Let \(\vec{p}=2 \hat{i}+\hat{j}+3 \hat{k}\) and \(\vec{q}=\hat{i}-\hat{j}+\hat{k}\). If for some real numbers \(\alpha, \beta\) and \(\gamma\), we have \(15 \hat{i}+10 \hat{j}+6 \hat{k}=\alpha(2 \vec{p}+\vec{q})+\beta(\vec{p}-2 \vec{q})+\gamma(\vec{p} \times \vec{q})\), then the value of \(\gamma\) is ______.

Answer 1

Correct answer: 2

\(2 \vec{p}+\vec{q}=5 \hat{i}+\hat{j}+7 \hat{k}\)
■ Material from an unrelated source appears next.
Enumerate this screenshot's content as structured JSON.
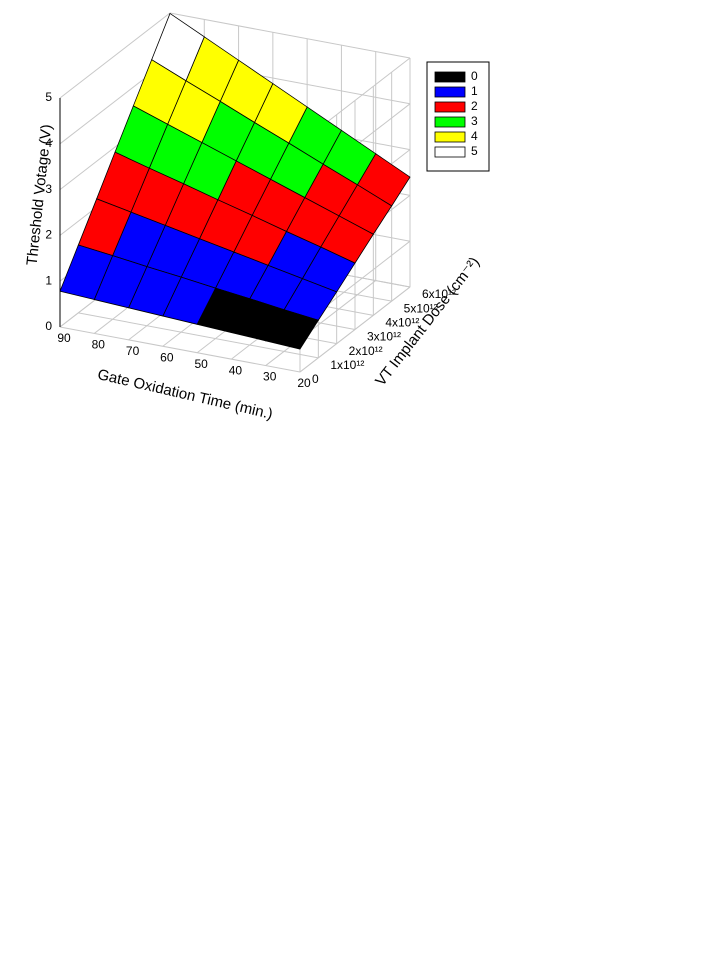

\(\vec{p}-2 \vec{q}=0 \hat{i}+3 \hat{j}+\hat{k} \)

\(\vec{p} \times \vec{q}=\left|\begin{array}{ccc} \hat{i} & \hat{j} & \hat{k} \\ 2 & 1 & 3 \\ 1 & -1 & 1 \end{array}\right|=\hat{i}(4)-\hat{j}(-1)+\hat{k}(-3)\)

\(=4 \hat{i}+\hat{j}-3 \hat{k}\)

\(15 \hat{i}+10 \hat{j}+6 \hat{k}=\alpha(5 \hat{i}+\hat{j}+7 \hat{k})+\beta(3 \hat{j}+\hat{k})+\gamma(4 \hat{i}+\hat{j}-3 \hat{k})\)

\( \therefore 15=5 \alpha+4 \gamma \)

\( 10=\alpha+3 \beta+\gamma\)

\(6=7 \alpha+\beta-3 \gamma \)

\(\therefore \alpha=\frac{7}{5}, \beta=\frac{11}{5}, \gamma=2\)

\(\therefore \gamma=2\)